Arafat’s “moderate” successor, Mahmoud Abbas, is no different. He arranged financing for the 1972 Munich Olympics massacre of 11 Israeli athletes and coaches, incited numerous deadly terror attacks and named a public square, high schools, summer camps and sports competitions in honor of Dalal Mughrabi, who perpetrated the coastal road massacre.

Brian J. Goldenfeld, Woodland Hills

Gefilte Fish’s Bad Rap 

I’m writing in response to the story “Sparrow Mart Art Installation Has a Kosher Section,” Aug. 24. I have feeling I’m not the only reader to respond that she is wrong about gefilte fish, especially since she’s never tasted it.

Disgusting is not a nice way to describe it — OK, out of the jar, you do need horseradish. What my mother did (after the carp in the bathtub days) is boil a jar of gefilte fish together with carrots and a brown onion with the skin still on.

Voila! The fish is a nice brown color and tastes like homemade. That is how I’ve always made it since then.

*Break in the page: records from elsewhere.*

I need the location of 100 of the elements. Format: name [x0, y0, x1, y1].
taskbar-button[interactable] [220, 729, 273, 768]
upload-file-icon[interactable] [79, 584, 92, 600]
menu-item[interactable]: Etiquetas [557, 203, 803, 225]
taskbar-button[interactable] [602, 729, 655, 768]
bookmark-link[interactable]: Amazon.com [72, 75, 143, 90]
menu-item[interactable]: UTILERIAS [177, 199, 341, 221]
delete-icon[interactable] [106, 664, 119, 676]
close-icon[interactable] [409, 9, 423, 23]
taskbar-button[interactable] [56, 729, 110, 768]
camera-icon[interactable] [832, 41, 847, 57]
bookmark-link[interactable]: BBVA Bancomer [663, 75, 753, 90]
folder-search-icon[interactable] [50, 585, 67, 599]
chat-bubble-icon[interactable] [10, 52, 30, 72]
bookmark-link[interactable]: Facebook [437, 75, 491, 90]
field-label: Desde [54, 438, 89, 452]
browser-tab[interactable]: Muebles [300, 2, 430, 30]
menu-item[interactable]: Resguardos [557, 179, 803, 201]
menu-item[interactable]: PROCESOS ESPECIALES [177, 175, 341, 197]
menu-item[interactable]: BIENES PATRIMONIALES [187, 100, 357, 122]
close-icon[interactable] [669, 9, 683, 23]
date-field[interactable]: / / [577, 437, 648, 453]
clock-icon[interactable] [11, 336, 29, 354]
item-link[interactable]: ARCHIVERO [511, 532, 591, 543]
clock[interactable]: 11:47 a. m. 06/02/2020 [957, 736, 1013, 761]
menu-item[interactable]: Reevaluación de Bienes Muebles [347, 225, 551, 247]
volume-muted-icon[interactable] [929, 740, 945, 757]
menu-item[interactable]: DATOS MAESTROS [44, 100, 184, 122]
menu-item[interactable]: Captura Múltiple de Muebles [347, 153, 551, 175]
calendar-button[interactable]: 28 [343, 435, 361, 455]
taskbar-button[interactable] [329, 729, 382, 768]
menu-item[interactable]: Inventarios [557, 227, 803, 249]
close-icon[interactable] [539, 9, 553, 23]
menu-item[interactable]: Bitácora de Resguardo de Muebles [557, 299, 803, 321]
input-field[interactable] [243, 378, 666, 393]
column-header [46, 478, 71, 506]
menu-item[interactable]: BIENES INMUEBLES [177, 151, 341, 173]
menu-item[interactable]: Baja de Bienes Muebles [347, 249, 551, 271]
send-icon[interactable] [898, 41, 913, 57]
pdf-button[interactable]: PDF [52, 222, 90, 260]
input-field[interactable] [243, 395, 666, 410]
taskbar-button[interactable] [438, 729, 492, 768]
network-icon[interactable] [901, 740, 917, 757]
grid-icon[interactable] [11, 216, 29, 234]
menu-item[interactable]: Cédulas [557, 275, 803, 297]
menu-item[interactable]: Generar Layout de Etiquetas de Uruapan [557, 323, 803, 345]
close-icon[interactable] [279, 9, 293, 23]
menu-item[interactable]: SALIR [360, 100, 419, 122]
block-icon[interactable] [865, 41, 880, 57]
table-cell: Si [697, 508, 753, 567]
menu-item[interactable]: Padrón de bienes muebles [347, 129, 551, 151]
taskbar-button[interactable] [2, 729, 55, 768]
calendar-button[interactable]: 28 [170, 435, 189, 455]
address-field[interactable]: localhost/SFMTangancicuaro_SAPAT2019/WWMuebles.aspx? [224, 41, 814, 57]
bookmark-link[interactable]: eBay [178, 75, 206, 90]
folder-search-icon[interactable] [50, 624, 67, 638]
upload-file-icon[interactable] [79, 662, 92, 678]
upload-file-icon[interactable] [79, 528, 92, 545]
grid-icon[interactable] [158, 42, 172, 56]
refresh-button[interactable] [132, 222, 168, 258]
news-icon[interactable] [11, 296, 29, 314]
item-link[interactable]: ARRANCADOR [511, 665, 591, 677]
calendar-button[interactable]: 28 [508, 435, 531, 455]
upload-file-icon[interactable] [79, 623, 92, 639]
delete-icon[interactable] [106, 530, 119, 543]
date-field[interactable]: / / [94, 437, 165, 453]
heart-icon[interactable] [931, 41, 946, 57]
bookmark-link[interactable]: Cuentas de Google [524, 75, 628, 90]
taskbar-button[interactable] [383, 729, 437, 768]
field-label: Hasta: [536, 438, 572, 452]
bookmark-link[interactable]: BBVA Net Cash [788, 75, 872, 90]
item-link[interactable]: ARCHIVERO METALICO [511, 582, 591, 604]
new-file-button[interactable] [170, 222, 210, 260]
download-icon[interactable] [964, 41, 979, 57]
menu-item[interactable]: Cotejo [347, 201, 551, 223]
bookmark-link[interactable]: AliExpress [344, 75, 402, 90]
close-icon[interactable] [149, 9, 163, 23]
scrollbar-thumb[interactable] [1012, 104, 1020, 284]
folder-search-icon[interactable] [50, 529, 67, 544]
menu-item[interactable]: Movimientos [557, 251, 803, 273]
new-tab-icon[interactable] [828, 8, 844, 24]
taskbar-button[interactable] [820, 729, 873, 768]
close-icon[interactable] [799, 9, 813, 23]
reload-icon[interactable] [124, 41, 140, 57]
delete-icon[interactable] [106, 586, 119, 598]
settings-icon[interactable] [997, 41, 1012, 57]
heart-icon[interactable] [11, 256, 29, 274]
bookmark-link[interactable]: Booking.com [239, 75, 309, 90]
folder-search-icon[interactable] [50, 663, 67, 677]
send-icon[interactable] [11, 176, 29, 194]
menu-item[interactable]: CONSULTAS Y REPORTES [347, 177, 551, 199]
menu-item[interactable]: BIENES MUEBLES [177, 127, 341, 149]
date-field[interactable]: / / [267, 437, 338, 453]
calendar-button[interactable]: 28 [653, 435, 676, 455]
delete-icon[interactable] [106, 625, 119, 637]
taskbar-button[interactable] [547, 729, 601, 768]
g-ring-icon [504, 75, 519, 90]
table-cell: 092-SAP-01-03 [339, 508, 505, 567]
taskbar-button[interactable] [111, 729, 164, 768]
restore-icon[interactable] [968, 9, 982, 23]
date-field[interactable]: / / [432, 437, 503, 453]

Ruth Lercher Bornstein, via email

Book Review Is a Revelation

What a marvelous story reteller Jonathan Kirsch is. His review of Leslie Schwartz’s “The Lost Chapters” brought tears to my eyes while opening them up to the deplorable state of our jail system. Such a pleasure to read his reviews. Thank you.

Warren Scheinin, Redondo Beach

A Different Kindertransport

The work done in England to save children from the Nazis was a very great and valiant effort and is to be remembered, as it is in the Kindertransport story (“Kindertrasport Exhibit Displays ‘Childhood Left at the Station,’ ” Aug. 24).

But, although small, there were also Kindertransports to the United States, one of which saved my life. The story is told in “50 Children” by Steven Pressman (Harper, 2014) and relates a private effort by the Brit Shalom Lodge in Philadelphia to save 50 children from Vienna in 1939. It is quite a story.